Exploring the Ébène Quartet’s recordings of Beethoven’s complete oeuvre, Julian Haylock finds himself in a marvellous sonic landscape of intensity and variety

Ébène Quartet: Beethoven Around the World

Ébène Quartet: Beethoven Around the World

The Strad Issue: October 2020

Musicians: Ébène Quartet

Works: Beethoven Complete String Quartets

Catalogue number: ERATO 0190295339814 (7 CDS)

Following the Ébène Quartet’s bracing ‘taster’ CD, featuring the first two ‘Rasumovsky’ Quartets (released in September last year), here is the complete cycle recorded ‘live and in rehearsal’ on tour at various venues ‘around the world’ – Philadelphia, Vienna, Tokyo, São Paulo, Melbourne, Nairobi and Paris – between May 2019 and January 2020. Back-to-back comparisons reveal subtle differences in recorded sonority between, say, the velvety resonance of Vienna’s Mozart-Saal and the more imposing richness of the Sala São Paulo, yet heard in context the ear readily adjusts.

Having relished the white-hot interpretative intensity and fantasy of these performances for several weeks now, I cannot imagine returning to old favourites from the likes of the Busch, Hungarian, Budapest, Italian, Amadeus and Végh quartets without wearing a pair of rose-tinted headphones. The Ébène – violinists Pierre Colombet and Gabriel Le Magadure, violist Marie Chilemme and cellist Raphaël Merlin – regularly captures a sense of musical weightlessness, as though in recreative free-flow. Traditional furrowed-brow, espressivo, cantabile-driven values barely get a look in, as they peel back layers of stultifying accretion and rediscover the shock value of this music for a contemporary audience.

If that begins to sound as though they may simply have taught these centuries-old scores a few new musical tricks, then think again. Far from imposing their ideas in a conjectural manner or attempting to recreate how this music might have sounded in the early 19th century, they appear to have thrown away the semantic rulebook to create fresh, compelling sound worlds from the roots up. The results feel like a metaphor for the composer’s modus operandi – they play not as they should, but as they feel they must.
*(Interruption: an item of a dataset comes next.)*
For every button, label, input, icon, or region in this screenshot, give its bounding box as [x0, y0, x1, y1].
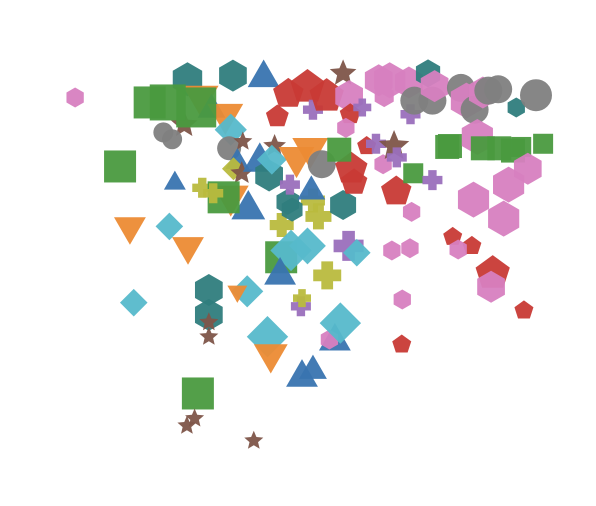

So how, exactly, does the Ébène achieve its radical imperative? It is partly to do with timbre – as opposed to cultivating a firm, full-throated, physically imposing sound, the players allow their sensibilities free rein, responding sonically with a striking palette of expressive colours to make mainstream readings feel monochrome by comparison. Rather than pacing dynamics, mood and phrasing according to block terraces of structural articulation, they keep textures buoyant and in-the-moment, relishing the music’s multifaceted emotional continuity. If with Beethoven there is a tendency to deal in absolute certainties and rejoice in his music’s perceived impregnability, the Ébène takes absolutely nothing for granted.

The Ébène’s subtle internal balancing, harmonic clarity, limpid phrasing, micro-fine vibrato shadings and (most crucially) ear-ringing powers of corporate intonation prove a perfect match for the op.18 set of six. Beethoven’s humorous asides, complete with sforzando rib-nudges, are deftly handled, as are his occasionally awkward finger and bowing displacements, while exquisite tempo inflections help keep the music from ossifying into steady-as-she-goes routine. In the generally more expansive ‘Rasumovsky’ quartets, the purely physical aspects of Beethoven’s writing are subsumed into the musical argument, rather than dictating a sense of effort or mere bravado – no.3’s whistle-stop finale becomes a light-as-air prototype for the archetypal Mendelssohnian scherzo, while the tricky interchanges that explode ultimately in a blaze of manic string-crossing in the opening movement of op.74 are handled with an almost balletic grace.

Hallowed musical territory the ‘late’ quartets may be – the Ébène musicians elect, incidentally, to play the original Grosse Fuge finale of op.130 – yet here they emerge refreshingly free of awestruck ‘greatness’. These are inconvertibly challenging works, yet here they never merely sound technically complex or emotionally obscure. Rather than playing every note as if it were loaded with philosophical significance, the Ébène evinces a musical grace, ingenuousness and simplicity that is deeply satisfying. The generous (106-page) booklet, annotated by the quartet members, illuminates both the music and tour highlights, complete with evocative colour illustrations.